Apesar das perdas na agricultura do Rio Grande do Sul, responsável por 70% da produção de arroz do Brasil, associações que representam produtores e supermercados apontam que não há risco de desabastecimento do grão no país
A Federação das Associações de Arrozeiros do Rio Grande do Sul (Federarroz) e a Associação Brasileira de Supermercados (ABRAS) emitiram comunicados nesse sentido nesta semana.
Diante do risco de haver especulação e aumento da procura pelo produto por consumidores preocupados em estocar arroz, o governo federal também publicou, no Diário Oficial da União desta sexta-feira, 10, uma medida provisória que autoriza a Companhia Nacional de Abastecimento (Conab) a importar até 1 milhão de toneladas de arroz beneficiado ou em casca, por meio de leilões públicos, para recompor os estoques.

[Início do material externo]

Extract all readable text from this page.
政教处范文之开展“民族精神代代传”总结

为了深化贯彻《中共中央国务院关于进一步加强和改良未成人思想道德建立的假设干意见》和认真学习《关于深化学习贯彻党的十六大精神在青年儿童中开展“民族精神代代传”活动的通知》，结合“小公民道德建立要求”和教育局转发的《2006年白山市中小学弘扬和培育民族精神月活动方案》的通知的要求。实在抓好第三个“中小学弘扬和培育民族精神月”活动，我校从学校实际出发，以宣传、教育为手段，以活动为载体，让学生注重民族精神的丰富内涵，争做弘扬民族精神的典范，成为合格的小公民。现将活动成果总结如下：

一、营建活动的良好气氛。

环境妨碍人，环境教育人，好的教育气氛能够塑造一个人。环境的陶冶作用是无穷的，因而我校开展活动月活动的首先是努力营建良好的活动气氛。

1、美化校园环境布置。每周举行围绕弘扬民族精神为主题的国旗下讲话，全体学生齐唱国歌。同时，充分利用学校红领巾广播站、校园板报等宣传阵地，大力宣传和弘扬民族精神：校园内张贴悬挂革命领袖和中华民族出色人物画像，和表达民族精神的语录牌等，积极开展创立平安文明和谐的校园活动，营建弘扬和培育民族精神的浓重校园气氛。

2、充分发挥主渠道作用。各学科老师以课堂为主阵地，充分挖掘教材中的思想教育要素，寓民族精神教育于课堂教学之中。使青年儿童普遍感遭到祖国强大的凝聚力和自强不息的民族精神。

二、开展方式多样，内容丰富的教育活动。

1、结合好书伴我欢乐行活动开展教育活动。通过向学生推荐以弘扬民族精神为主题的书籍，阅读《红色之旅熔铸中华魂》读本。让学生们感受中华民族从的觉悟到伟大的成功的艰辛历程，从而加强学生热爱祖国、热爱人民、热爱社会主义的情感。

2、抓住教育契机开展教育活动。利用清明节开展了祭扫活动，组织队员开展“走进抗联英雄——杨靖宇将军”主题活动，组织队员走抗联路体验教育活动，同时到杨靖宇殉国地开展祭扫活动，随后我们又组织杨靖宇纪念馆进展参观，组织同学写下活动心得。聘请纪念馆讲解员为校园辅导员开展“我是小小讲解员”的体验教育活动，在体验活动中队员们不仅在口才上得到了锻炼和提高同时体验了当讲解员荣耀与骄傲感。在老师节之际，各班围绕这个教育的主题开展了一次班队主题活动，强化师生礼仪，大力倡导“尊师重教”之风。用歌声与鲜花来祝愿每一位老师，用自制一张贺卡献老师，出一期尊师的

De acordo com o texto, os estoques terão, como destino preferencial, pequenos varejistas das regiões metropolitanas, sem a utilização de leilões em bolsas de mercadorias ou licitação pública para venda direta.
A expectativa é de que, na primeira etapa, sejam compradas 200 mil toneladas de arroz, que devem ser importados dos países vizinhos do Mercosul, como Argentina, Uruguai e Paraguai, e eventualmente da Bolívia.
Abastecimento garantido
Segundo a Federarroz, a colheita no RS abrange, até o momento, 83% do total da área prevista para a safra. A entidade acrescentou que o produto colhido garante o abastecimento dos brasileiros.
O presidente da entidade, Alexandre Velho, disse que as áreas onde a colheita já foi feita apresentam boas médias de produtividade. “Mesmo que a gente tenha dificuldades na colheita deste saldo que falta colher, certamente o Rio Grande do Sul tem plenas condições de colher uma safra bem acima dos sete milhões de toneladas”, completou.
Segundo ele, há um problema agora na logística, principalmente na ligação com o interior do RS. A ligação com os grandes centros, por meio da BR-101, continua normal. “Temos bastante arroz para deslocar para as regiões centrais do Brasil. Então não existe qualquer problema com relação ao abastecimento ou uma necessidade urgente de importação”, explicou.
Supermercados
Na mesma linha dos rizicultores, a ABRAS informou que o abastecimento no varejo será normalizado em breve, com marcas, preços e promoções para atender à demanda de consumo tanto nas lojas físicas quanto pelo e-commerce.
A entidade recomenda aos consumidores que não façam estoques em casa para que todos tenham acesso contínuo ao produto.
Em caráter preventivo, a ABRAS manifestou apoio à abertura da importação anunciada pelo governo federal para completar o abastecimento da população brasileira.